Le code civil égyptien : une belle histoire mais quel avenir ?

La codification civile égyptienne a eu lieu entre les années 1938 et 1948 et est entrée en vigueur le 15 octobre 1949. La mission de codification a été confiée à l’éminent juriste Abdel Razek El-Sanhouri Pacha, lui-même disciple de l’éminent Edouard Lambert qui participa également à cette codification.

Cela explique bien l’inspiration du droit civil égyptien par le modèle français de l’époque. Le Code égyptien fut un instrument novateur entre les mains des juristes de l’époque. En effet, vu par plusieurs juristes comme étant un chef d’œuvre, Sanhouri a su adapter et harmoniser les règles du droit laïc et les principes de la Shari’a islamique.

Le Code civil égyptien, dès sa mise en place et avant son entrée en vigueur (1949), fut une révélation pour un grand nombre de pays arabes qui étaient dans une période dite « de gestation idéologique ». En effet, à partir de l’œuvre de Sanhouri, les législateurs de nombreux pays arabes ont repris les dispositions du Code égyptien. Certains pays ont même eu recours au rédacteur de ce dernier et de son ouvrage en 10 volumes El-Wassit fi al qanun al madani  (le médiateur en droit civil). Ainsi, le Code civil égyptien a servi de modèle à plusieurs Etats arabes, qui en appréciaient tant la méthode d’élaboration que la jurisprudence qui en résulte. Ce rayonnement du code est dû au souci des législateurs des pays arabes de se fonder sur une unité spirituelle qui permet une codification arabe. C’est une codification dite « tant nationale et égyptienne que nationale et arabe ».

Ce rayonnement du Code égyptien et cette influence dans la région, qui peuvent être vus comme l’un des rares succès de l’unité arabe à laquelle croyait fortement Sanhouri, s’est fait de trois manières :

1-      un emprunt direct par plusieurs pays (notamment la Syrie, la Libye et l’Algérie) ;

2-      un rattachement à ce Code civil, par des liens très étroits, de codifications en apparence divergentes. Ainsi, à propos du Code civil irakien, El-Sanhoury affirma : « En élaborant le Code civil irakien, j’étais parfaitement conscient qu’il n’aurait jamais été accompli tel qu’il fut, n’eut été l’achèvement du Code égyptien, le premier devant emprunter au deuxième son classement, l’ordre, la rédaction, les méthodes, pour un complément de thème non établis dans la doctrine islamiste ». A cela, peut s’ajouter la loi sur les transactions civiles des Emirats ;

3-      par sa forme (rédaction et classification), notamment dans le Code civil koweitien.

Quelle que soit la dimension de ce rayonnement du Code civil égyptien, les législations arabes ont tenu à prendre en considération les circonstances économiques et sociales de ces Etats.
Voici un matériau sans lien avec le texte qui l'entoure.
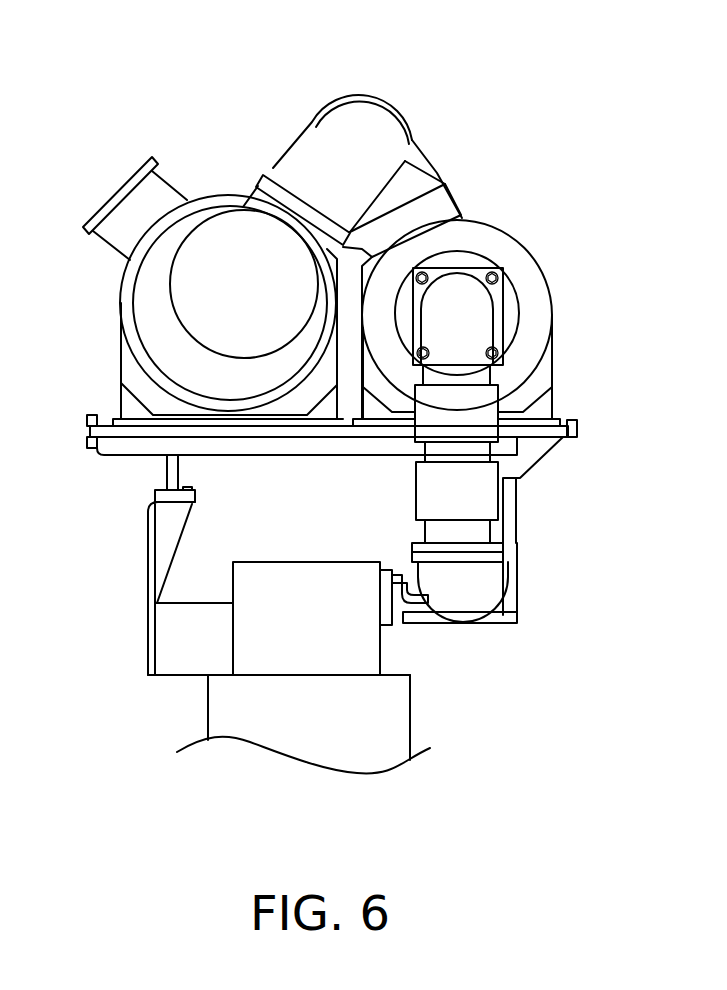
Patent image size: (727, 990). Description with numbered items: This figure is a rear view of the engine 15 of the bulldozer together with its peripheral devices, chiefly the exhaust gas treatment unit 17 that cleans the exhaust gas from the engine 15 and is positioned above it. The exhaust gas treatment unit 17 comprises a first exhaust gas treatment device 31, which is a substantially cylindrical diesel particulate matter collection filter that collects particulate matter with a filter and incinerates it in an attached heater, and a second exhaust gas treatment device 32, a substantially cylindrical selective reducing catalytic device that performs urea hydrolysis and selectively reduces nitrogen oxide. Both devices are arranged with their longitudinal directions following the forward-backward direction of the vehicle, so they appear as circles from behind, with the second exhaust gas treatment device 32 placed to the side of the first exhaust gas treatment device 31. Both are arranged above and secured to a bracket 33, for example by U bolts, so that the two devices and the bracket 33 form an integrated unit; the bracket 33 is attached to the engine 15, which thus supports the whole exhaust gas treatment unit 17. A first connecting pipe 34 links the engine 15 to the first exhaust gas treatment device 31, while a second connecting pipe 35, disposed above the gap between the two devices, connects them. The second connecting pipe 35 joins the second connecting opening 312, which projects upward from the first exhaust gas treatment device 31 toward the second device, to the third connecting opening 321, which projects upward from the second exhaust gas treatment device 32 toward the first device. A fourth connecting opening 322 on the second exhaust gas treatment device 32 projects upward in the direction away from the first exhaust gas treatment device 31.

The engine 15 is at (186, 710).
The exhaust gas treatment unit 17 is at (242, 142).
The first exhaust gas treatment device 31 is at (510, 247).
The second connecting opening 312 is at (462, 218).
The second exhaust gas treatment device 32 is at (122, 300).
The third connecting opening 321 is at (268, 193).
The fourth connecting opening 322 is at (133, 200).
The bracket 33 is at (125, 457).
The first connecting pipe 34 is at (487, 407).
The second connecting pipe 35 is at (367, 108).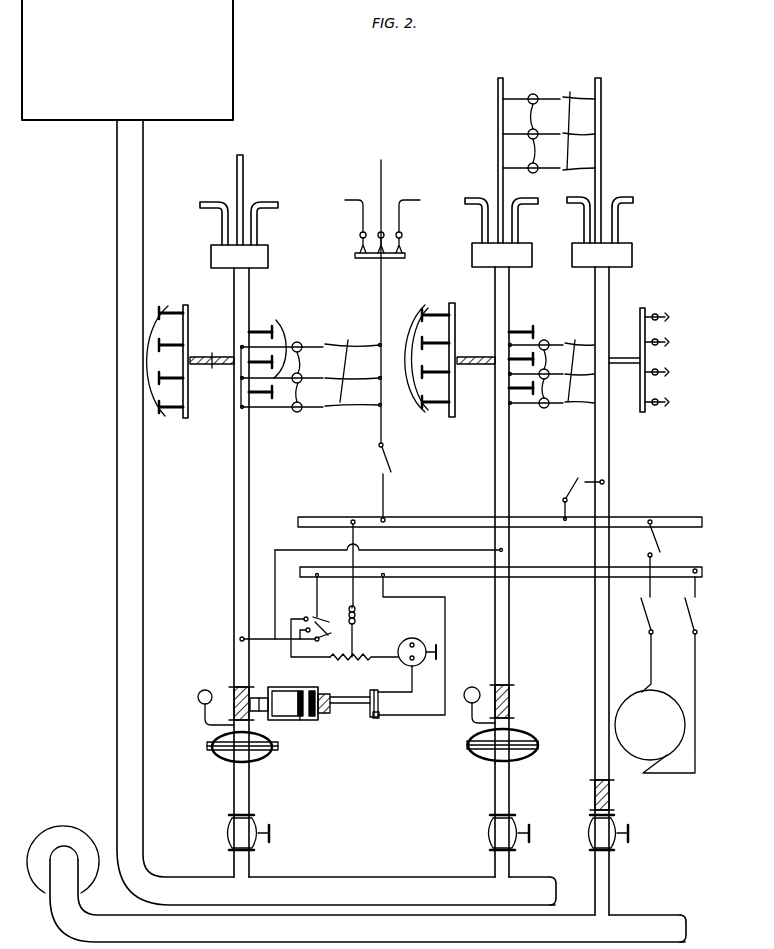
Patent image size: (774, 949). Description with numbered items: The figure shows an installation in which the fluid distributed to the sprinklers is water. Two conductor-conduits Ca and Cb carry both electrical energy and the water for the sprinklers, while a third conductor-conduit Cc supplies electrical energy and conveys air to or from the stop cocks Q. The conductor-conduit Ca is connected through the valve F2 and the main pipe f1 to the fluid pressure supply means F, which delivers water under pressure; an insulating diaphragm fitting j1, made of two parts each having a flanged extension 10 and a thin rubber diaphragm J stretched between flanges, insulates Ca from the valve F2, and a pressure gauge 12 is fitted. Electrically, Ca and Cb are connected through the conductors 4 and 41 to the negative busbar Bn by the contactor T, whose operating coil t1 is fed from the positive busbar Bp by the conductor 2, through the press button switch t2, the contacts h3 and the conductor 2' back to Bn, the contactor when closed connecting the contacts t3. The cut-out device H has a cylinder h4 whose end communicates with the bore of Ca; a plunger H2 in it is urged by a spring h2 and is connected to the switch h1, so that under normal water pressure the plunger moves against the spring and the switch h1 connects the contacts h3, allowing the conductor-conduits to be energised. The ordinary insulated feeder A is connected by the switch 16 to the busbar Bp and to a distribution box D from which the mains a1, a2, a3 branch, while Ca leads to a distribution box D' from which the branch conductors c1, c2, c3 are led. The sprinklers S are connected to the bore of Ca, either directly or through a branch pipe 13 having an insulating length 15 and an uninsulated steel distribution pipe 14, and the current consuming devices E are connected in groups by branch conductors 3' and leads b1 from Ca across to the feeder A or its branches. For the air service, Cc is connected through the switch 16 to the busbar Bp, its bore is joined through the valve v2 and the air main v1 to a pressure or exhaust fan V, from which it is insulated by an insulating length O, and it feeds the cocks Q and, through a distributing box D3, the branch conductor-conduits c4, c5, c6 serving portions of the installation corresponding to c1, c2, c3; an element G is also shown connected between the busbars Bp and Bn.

The fluid pressure supply means F is at (127, 60).
The main pipe f1 is at (368, 880).
The pressure or exhaust fan V is at (65, 828).
The air main v1 is at (573, 916).
The valve v2 is at (613, 838).
The conductor-conduit Ca is at (234, 458).
The conductor-conduit Cb is at (495, 486).
The conductor-conduit Cc is at (609, 290).
The distribution box D' is at (252, 256).
The distribution box D is at (390, 248).
The distributing box D3 is at (632, 250).
The branch conductor c1 is at (221, 221).
The branch conductor c2 is at (243, 166).
The branch conductor c3 is at (258, 221).
The branch conductor-conduit c4 is at (583, 198).
The branch conductor-conduit c5 is at (602, 150).
The branch conductor-conduit c6 is at (619, 212).
The main a1 is at (353, 217).
The main a2 is at (382, 180).
The main a3 is at (409, 217).
The ordinary insulated feeder A is at (384, 441).
The current consuming devices E is at (533, 130).
The conductor wires b1 is at (571, 94).
The spray arc shield S is at (340, 350).
The distribution pipe 14 is at (189, 308).
The branch pipe 13 is at (342, 350).
The insulating length 15 is at (210, 366).
The branch conductors 3' is at (255, 393).
The stop cocks Q is at (668, 398).
The positive busbar Bp is at (645, 513).
The negative busbar Bn is at (569, 580).
The switch 16 is at (379, 466).
The conductor 41 is at (399, 509).
The conductor 2 is at (340, 551).
The conductor 2' is at (421, 646).
The conductor 4 is at (262, 640).
The contacts t3 is at (305, 616).
The contactor T is at (326, 622).
The operating coil t1 is at (357, 618).
The press button switch t2 is at (410, 641).
The cut-out device H is at (261, 734).
The cylinder h4 is at (286, 687).
The spring h2 is at (311, 687).
The contacts h3 is at (375, 690).
The switch h1 is at (372, 719).
The plunger H2 is at (302, 722).
The insulating length O is at (233, 694).
The pressure gauge 12 is at (198, 697).
The insulating diaphragm fitting j1 is at (272, 750).
The diaphragm J is at (488, 755).
The generator G is at (656, 646).
The flanged extension 10 is at (240, 803).
The valve F2 is at (252, 830).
Des différences surviennent parfois dans certains articles. Toutefois, ils veillent tous à  refléter la réalité sociale, le droit se fondant sur elle et étant surtout le reflet de la société. Le rayonnement du Code civil se fonde ainsi sur une pensée juridique commune. La langue juridique utilisée dans ce Code est devenue la langue du droit, non pas seulement en Egypte, mais dans la plupart des pays arabes. Sanhoury, par ses activités législatives dans la région, a pu instaurer une pensée juridique harmonisée parmi  les juristes arabes qui ont entrepris de parler dans ce domaine, une même langue juridique.

De ce qui précède, le succès d’une telle œuvre fut particulièrement remarquable à l’époque de son application, notamment en 1937 après les accords de Montreux portant abolition des tribunaux mixtes institués en 1875 en Egypte. Ainsi, durant la période qui va de 1875 à 1937, connue comme celle du « chaos juridique », le Code civil de Sanhouri apparaît comme un acte salutaire.

Mais aujourd’hui en 2013, qu’en est-il de cette œuvre ? Est-ce-que le Code de 1949 est toujours adapté à la société des années 2000 ? Représente-t-il toujours l’instrument novateur qu’il fut il y a une soixantaine d’années ?

Il ne faut pas oublier que les codes civils français et allemand qui constituaient l’inspiration majeure du Code égyptien de 1949 ont beaucoup évolué depuis cette époque, tandis que leur équivalent égyptien a connu très peu de réformes.

Pour conclure, je reprendrais les paroles du professeur Iskandar Ghattas qui, durant la célébration du cinquantenaire du Code civil, avait rappelé les paroles de Montesquieu dans ses Lettres Persanes en y ajoutant un constat contradictoire :

 « Dans les Lettres persanes, Montesquieu nous a enseigné : « il est vrai qu’il est quelquefois nécessaire de changer certaines lois, mais le cas est rare et, lorsqu’il arrive, il n’y faut toucher que d’une main tremblante ».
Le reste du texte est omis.